On 1/13/07, Andrei Dubovik <andu at inbox.ru> wrote:
> g(a) := find_root(f(x,a),x,xmin,xmax);
> g(0.5); --> should give the appropriate numerical solution (this works with
> the above definition)
> g(z+z); --> should give g(2z),
> at(%,z=0.25); --> should give the number immidiately
> plot2d(g(z),[z,zmin,zmax]); --> should work
Well, if all you want is for the plot to succeed, you can write:
plot2d (g, [z, <whatever>, <whatever>]);
which postpones the evaluation of g until it has a numeric argument.
g(z) is evaluated before plot2d is called, so plot2d cannot even get
started (because g(z) with symbolic argument fails).
> Somehow there seems to be nothing in the documentation on it (I tried
> everything I could imagine with ' and '' and was trying to make a wrapper
> that returns just a symbol when the argument is not a number, but I didn't
> succeed to make everything work.) I.e.
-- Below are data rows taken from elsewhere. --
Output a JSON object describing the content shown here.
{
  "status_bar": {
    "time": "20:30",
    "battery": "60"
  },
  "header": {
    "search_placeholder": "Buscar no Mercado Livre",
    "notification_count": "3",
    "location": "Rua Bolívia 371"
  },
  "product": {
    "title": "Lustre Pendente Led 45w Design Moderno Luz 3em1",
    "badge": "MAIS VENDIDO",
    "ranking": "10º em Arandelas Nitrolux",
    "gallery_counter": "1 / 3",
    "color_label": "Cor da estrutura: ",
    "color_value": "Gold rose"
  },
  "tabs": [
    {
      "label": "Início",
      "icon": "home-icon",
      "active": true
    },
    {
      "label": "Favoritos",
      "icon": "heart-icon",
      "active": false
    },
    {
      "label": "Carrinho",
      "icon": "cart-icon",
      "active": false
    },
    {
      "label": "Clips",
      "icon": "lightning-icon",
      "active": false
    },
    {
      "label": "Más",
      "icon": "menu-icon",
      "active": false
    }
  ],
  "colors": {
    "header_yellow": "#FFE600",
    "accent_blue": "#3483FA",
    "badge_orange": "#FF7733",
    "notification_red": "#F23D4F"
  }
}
I'd like to have a function just like
> an ordinary one, say, sin(x).
OK, I guess what you want is for find_root(<foo>, x, xmin, xmax)
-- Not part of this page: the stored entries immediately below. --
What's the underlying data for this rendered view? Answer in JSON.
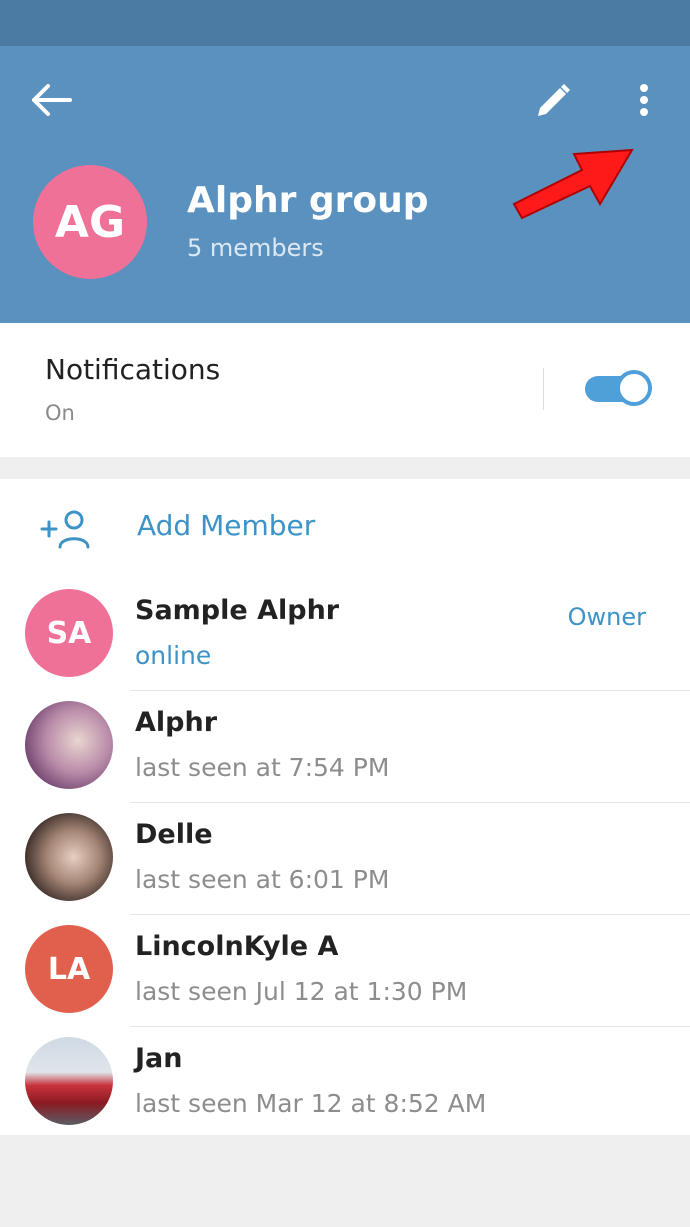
{
  "header": {
    "group_initials": "AG",
    "group_name": "Alphr group",
    "members_count": "5 members",
    "icons": [
      "arrow-left-icon",
      "pencil-icon",
      "more-vertical-icon"
    ]
  },
  "notifications": {
    "title": "Notifications",
    "state": "On",
    "enabled": true
  },
  "add_member": {
    "label": "Add Member",
    "icon": "add-user-icon"
  },
  "members": [
    {
      "initials": "SA",
      "name": "Sample Alphr",
      "status": "online",
      "role": "Owner",
      "avatar_color": "#ef7197"
    },
    {
      "initials": "",
      "name": "Alphr",
      "status": "last seen at 7:54 PM",
      "role": "",
      "avatar_color": "#b98aa8"
    },
    {
      "initials": "",
      "name": "Delle",
      "status": "last seen at 6:01 PM",
      "role": "",
      "avatar_color": "#6e5a52"
    },
    {
      "initials": "LA",
      "name": "LincolnKyle A",
      "status": "last seen Jul 12 at 1:30 PM",
      "role": "",
      "avatar_color": "#e0604d"
    },
    {
      "initials": "",
      "name": "Jan",
      "status": "last seen Mar 12 at 8:52 AM",
      "role": "",
      "avatar_color": "#c8323c"
    }
  ],
  "colors": {
    "header": "#5b91bf",
    "statusbar": "#4b7aa3",
    "accent": "#3d93c7",
    "annotation_arrow": "#ff1a1a"
  }
}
to return the unevaluated expression find_root(<foo>, x, xmin, xmax)
when <foo> is not a function of x alone (or something like that).
Unfortunately find_root is a strictly numerical function; if <foo>
evaluates to something other than a number, it barfs.
(Although find_root could be modified to return the unevaluated
expression.)
So you'll have to handle the different cases in your wrapper function.
How about:
g(a) := if numberp(a) then find_root(f(x,a),x,xmin,xmax) else funmake(g, [a]);
Then:
(f(x, a) := x^a - 2, xmin : 0, xmax : 10); /* e.g. */
g(0.5); => 4.0
g(z + z); => g(2*z)
at(%, z=0.25); => g(0.5)
''%; => 4.0
plot2d (g(z), [z, 0.5, 2]); => makes a plot
plot2d (g, [z, 0.5, 2]); => makes a plot
A note for everyone else -- find_root evaluates its arguments in a
nonstandard way, and that has caused problems in the recent past,
but I don't think that's a factor here.
Hope this helps
Robert Dodier